Securing the Site When a Storm Is in the Forecast
Once a storm enters a watch or warning window, the clock matters. GRYCON project teams follow a structured shutdown sequence designed to protect the site, the surrounding community, and the public.
That process typically includes:
- Removing or securing all loose materials, scaffolding components, signage, and debris that could become projectiles in high winds
- Securing crane equipment and tower cranes according to manufacturer specifications and county requirements
- Protecting partially completed work, open openings, and exposed structural elements from wind and water intrusion
- Coordinating with utility providers to address any live connections or temporary power arrangements on site
- Communicating with ownership groups, subcontractors, and material suppliers to align on shutdown timing and post-storm remobilization plans
Every jobsite has unique variables, and the approach is adjusted accordingly. A high-rise in Brickell has a different profile than a ground-up commercial build in Broward County. The preparation is site-specific, not generic.
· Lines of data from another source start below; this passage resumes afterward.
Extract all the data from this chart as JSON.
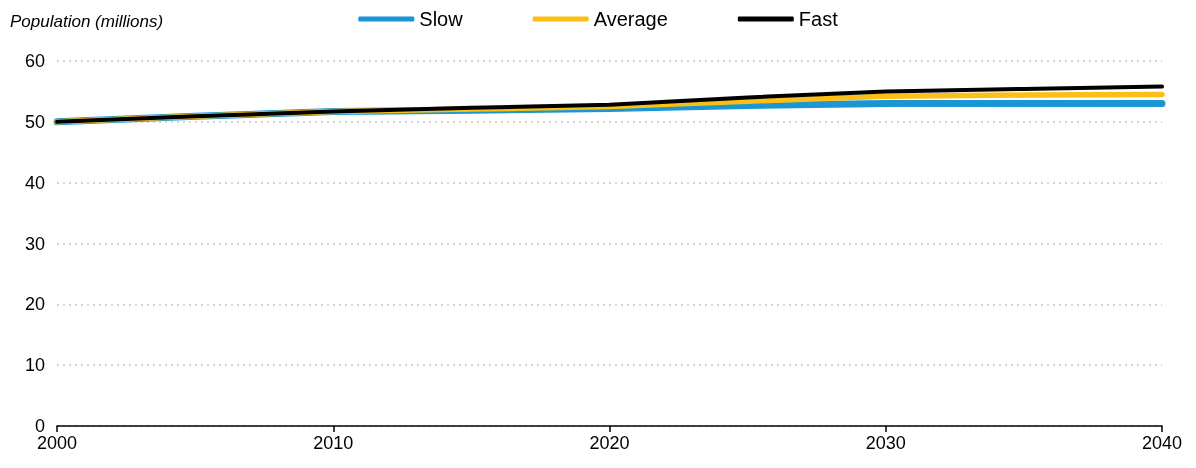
{
  "chart_data": {
    "type": "line",
    "ylabel": "Population (millions)",
    "x": [
      2000,
      2005,
      2010,
      2015,
      2020,
      2025,
      2030,
      2035,
      2040
    ],
    "series": [
      {
        "name": "Slow",
        "color": "#1a96d4",
        "values": [
          50,
          50.9,
          51.7,
          51.9,
          52.2,
          52.7,
          53.0,
          53.0,
          53.0
        ]
      },
      {
        "name": "Average",
        "color": "#fbbf17",
        "values": [
          50,
          50.9,
          51.7,
          52.1,
          52.5,
          53.4,
          54.2,
          54.4,
          54.5
        ]
      },
      {
        "name": "Fast",
        "color": "#000000",
        "values": [
          50,
          50.9,
          51.7,
          52.3,
          52.8,
          54.0,
          55.0,
          55.4,
          55.8
        ]
      }
    ],
    "xlim": [
      2000,
      2040
    ],
    "xticks": [
      2000,
      2010,
      2020,
      2030,
      2040
    ],
    "ylim": [
      0,
      60
    ],
    "yticks": [
      0,
      10,
      20,
      30,
      40,
      50,
      60
    ],
    "grid": "y",
    "legend": "top",
    "marker": "none",
    "line_style": "solid"
  }
}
Building to Code Means Building for Wind
South Florida operates under some of the most stringent wind load requirements in the country. The Florida Building Code, shaped significantly by post-Andrew reforms in the 1990s, sets high bars for structural performance in high-wind zones. Meeting those requirements isn’t optional, but how a contractor interprets and implements them shapes the quality of the finished product.
GRYCON builds to code as a floor, not a ceiling. Our teams work closely with engineers and design partners from early in the preconstruction process to ensure that structural systems, envelope assemblies, and opening protection are specified and installed with long-term performance in mind, not just inspection compliance.
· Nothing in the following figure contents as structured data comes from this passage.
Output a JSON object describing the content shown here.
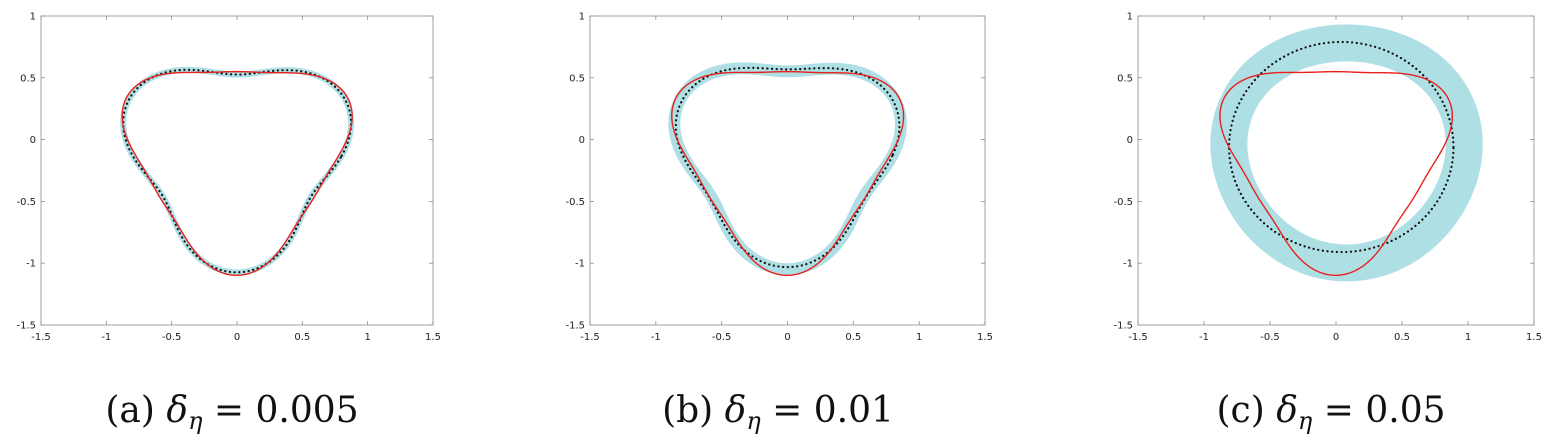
{
  "chart_data": [
    {
      "type": "line",
      "caption": {
        "label": "(a)",
        "symbol": "δ",
        "subscript": "η",
        "equals": "=",
        "value": "0.005"
      },
      "xlim": [
        -1.5,
        1.5
      ],
      "ylim": [
        -1.5,
        1
      ],
      "x_tick_labels": [
        "-1.5",
        "-1",
        "-0.5",
        "0",
        "0.5",
        "1",
        "1.5"
      ],
      "y_tick_labels": [
        "1",
        "0.5",
        "0",
        "-0.5",
        "-1",
        "-1.5"
      ],
      "series": [
        {
          "role": "band",
          "color": "#a9dde3",
          "band_width": 0.03,
          "shape": {
            "radius": 0.8,
            "a3": 0.18,
            "phase": 0.52,
            "cx": 0,
            "cy": -0.13
          }
        },
        {
          "role": "reconstruction",
          "style": "dotted",
          "color": "#111111",
          "shape": {
            "radius": 0.8,
            "a3": 0.18,
            "phase": 0.52,
            "cx": 0,
            "cy": -0.13
          }
        },
        {
          "role": "exact",
          "style": "solid",
          "color": "#e8211d",
          "shape": {
            "radius": 0.8,
            "a3": 0.18,
            "a6": 0.03,
            "phase": 0.52,
            "cx": 0,
            "cy": -0.13
          }
        }
      ]
    },
    {
      "type": "line",
      "caption": {
        "label": "(b)",
        "symbol": "δ",
        "subscript": "η",
        "equals": "=",
        "value": "0.01"
      },
      "xlim": [
        -1.5,
        1.5
      ],
      "ylim": [
        -1.5,
        1
      ],
      "x_tick_labels": [
        "-1.5",
        "-1",
        "-0.5",
        "0",
        "0.5",
        "1",
        "1.5"
      ],
      "y_tick_labels": [
        "1",
        "0.5",
        "0",
        "-0.5",
        "-1",
        "-1.5"
      ],
      "series": [
        {
          "role": "band",
          "color": "#a9dde3",
          "band_width": 0.09,
          "shape": {
            "radius": 0.8,
            "a3": 0.16,
            "phase": 0.52,
            "cx": 0,
            "cy": -0.12
          }
        },
        {
          "role": "reconstruction",
          "style": "dotted",
          "color": "#111111",
          "shape": {
            "radius": 0.8,
            "a3": 0.14,
            "phase": 0.52,
            "cx": 0,
            "cy": -0.12
          }
        },
        {
          "role": "exact",
          "style": "solid",
          "color": "#e8211d",
          "shape": {
            "radius": 0.8,
            "a3": 0.18,
            "a6": 0.03,
            "phase": 0.52,
            "cx": 0,
            "cy": -0.13
          }
        }
      ]
    },
    {
      "type": "line",
      "caption": {
        "label": "(c)",
        "symbol": "δ",
        "subscript": "η",
        "equals": "=",
        "value": "0.05"
      },
      "xlim": [
        -1.5,
        1.5
      ],
      "ylim": [
        -1.5,
        1
      ],
      "x_tick_labels": [
        "-1.5",
        "-1",
        "-0.5",
        "0",
        "0.5",
        "1",
        "1.5"
      ],
      "y_tick_labels": [
        "1",
        "0.5",
        "0",
        "-0.5",
        "-1",
        "-1.5"
      ],
      "series": [
        {
          "role": "band",
          "color": "#a9dde3",
          "band_width": 0.28,
          "shape": {
            "radius": 0.89,
            "a3": 0.02,
            "phase": 0.52,
            "cx": 0.08,
            "cy": -0.09
          }
        },
        {
          "role": "reconstruction",
          "style": "dotted",
          "color": "#111111",
          "shape": {
            "radius": 0.85,
            "a3": 0.0,
            "phase": 0.52,
            "cx": 0.04,
            "cy": -0.06
          }
        },
        {
          "role": "exact",
          "style": "solid",
          "color": "#e8211d",
          "shape": {
            "radius": 0.8,
            "a3": 0.18,
            "a6": 0.03,
            "phase": 0.52,
            "cx": 0,
            "cy": -0.13
          }
        }
      ]
    }
  ]
}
In practice, that means careful attention to:
- Impact-resistant glazing and window systems in applicable wind zones
- Proper roof-to-wall connection detailing and roofing system installation
- Coordination with envelope consultants on waterproofing and flashing systems
- Quality control inspections during installation of critical wind-resisting components
After the Storm: Remobilization and Recovery
How a construction team responds after a storm is just as important as how it prepares before one. Getting back to work safely and efficiently, without cutting corners on inspection or documentation, is part of the job.
Post-storm remobilization at GRYCON starts with a systematic site assessment: evaluating for structural impacts, water intrusion, equipment damage, and any conditions that need to be addressed before work can safely resume. Documentation is critical at this stage, both for insurance purposes and to provide ownership groups with a clear picture of any storm-related impacts to schedule or scope.
From there, the focus shifts to coordinating subcontractor remobilization, working through any punch items created by storm conditions, and rebuilding schedule momentum as quickly and safely as possible.
Preparedness Is Part of Professionalism
Hurricane Preparedness Week is a good reminder, but for a South Florida general contractor, the mindset it represents has to be year-round. The region demands it, and the owners and project partners who trust GRYCON with their builds deserve it.
We’ve built across this market long enough to know what a storm can do to an unprepared site, and long enough to have developed the protocols that prevent it. That experience isn’t just institutional knowledge. It’s one of the ways GRYCON earns the confidence of the clients who bring us their most important projects.